The Rose Manual (1933) p 265-268
J H Nicolas

Rose Infections

Summer defoliation is not always due to disease, although diseases will precipitate it. Summer defoliation did not bother our fathers before the introduction of Austrian Briar blood. Austrian Briars will lose their foliage early because it matures early. It is the nature of the beast that nothing can change, and all their hybrids inherit that character in a greater or lesser degree. When the foliage is mature, the "cortex" or film of corky material that heals the pores where the leaf is attached to the branch begins to form, the leaf receives less and less nutrition from the plant and drops at the least provocation, spray or dust notwithstanding. Some varieties when plants are healthy will push on new leaves at the top as fast as the bottom ones drop and the plant retains its "activity," but if the defoliation is premature and accelerated by disease faster than new foliage can be produced the plant goes dormant. Pernetianas are at best in regions of long vegetative season, like southern France, the birthplace of the race, divided in two distinct growing periods—an early spring and a long springlike autumn intervened by a hot summer, because there is enough growing weather when they awake from their summer rest enforced by natural defoliation to come again to a useful life, and the new growth has time to mature before winter, if winter there is. Pernetianas are out of place as autumn bloomers where the season is short between a late spring and an early winter.

Black Spot starts from the inside, but is induced and spread by outside atmospheric conditions. As proof of this Cochet offers the argument that black spot always attacks the older leaves as they mature.
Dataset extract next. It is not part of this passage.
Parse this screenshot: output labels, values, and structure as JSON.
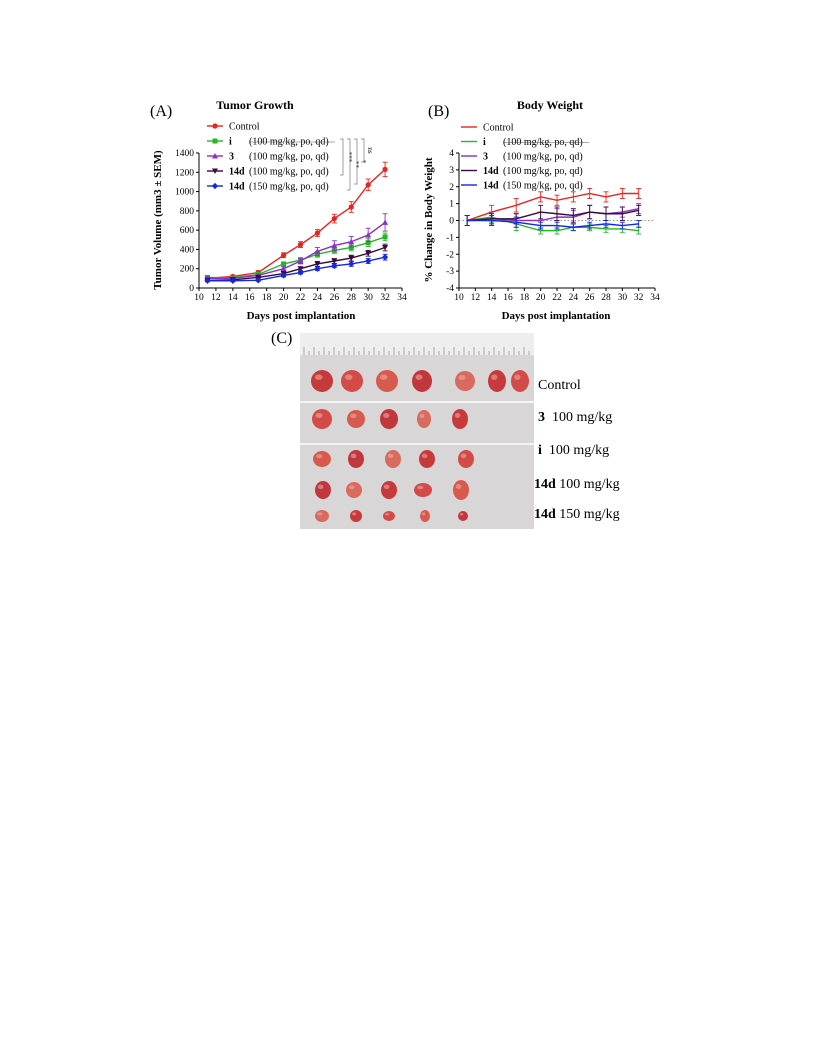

If it did start from outside it would attack the soft new foliage just as mildew does, but the moisture inside young foliage is in rapid motion to and from the roots and has no time to mold even when inoculated until that motion slows down in the process of maturity. Black spot is intimately related to the innate persistence of foliage, as above stated; long-lived foliages, such as pure Teas and species evergreen in their native habitats are immune. As Lambert said, "Have you ever seen black spot on bracteata, sempervirens, Cherokee?" When Pernetiana foliage has reached near maturity and the weather is humid, the moisture inside the leaves is not evaporated fast enough nor reabsorbed by the plant, and a fungus or mold forms just as clothes fresh from the aseptic laundry process will mold if put away moist.

Although black spot starts inside, the fungus fruits outside through punctures, and infection spreads rapidly to foliage already in process of maturing, there finding a fertile ground even if weather conditions were then normal for proper evaporation of excess moisture in the leaf tissues. This foliage has to be kept insulated by some medium. They do not like dust over there but prefer copper sprays. Another point brought to me to support that theory is that true Hybrid Teas do not take the spot until very late (if they do at all), when part of their foliage has naturally matured, which process is much later than Austrian Briar hybrids. Where summer weather is normally sultry, stick to the old line Hybrid Tea.
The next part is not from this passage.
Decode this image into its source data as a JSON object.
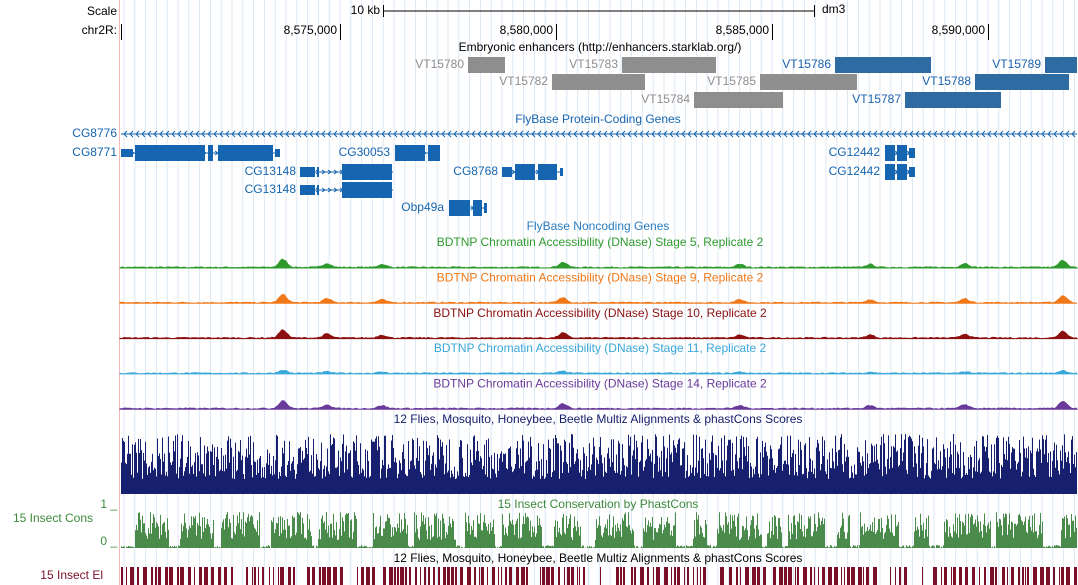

Cankers. Caused by fungi of various identities (see page 186). Like black spot, the disease starts from the inside. There is much analogy between the mechanical line of march of both diseases, too much moisture in the tissues. Canker is especially active in the autumn when late growth has been stimulated and, full of sap, is checked by frost or cold nights. In the spring it is brought about by late frost after the tissues have become full of sap. The sap is "killed," the inactive moisture becomes "stale," and fungi develop from the inside, but bloom outside and infest other plants or soft parts thereof. Where black spot is prevalent there is bound to be canker, and the control measure for one gets the other. In Lambert's place I noticed some wichuraiana climbers infested with a brown canker (not "brown" canker as defined by Miss Jenkins). I called his attention and he said that they have it in years when a late frost came after vegetation had started.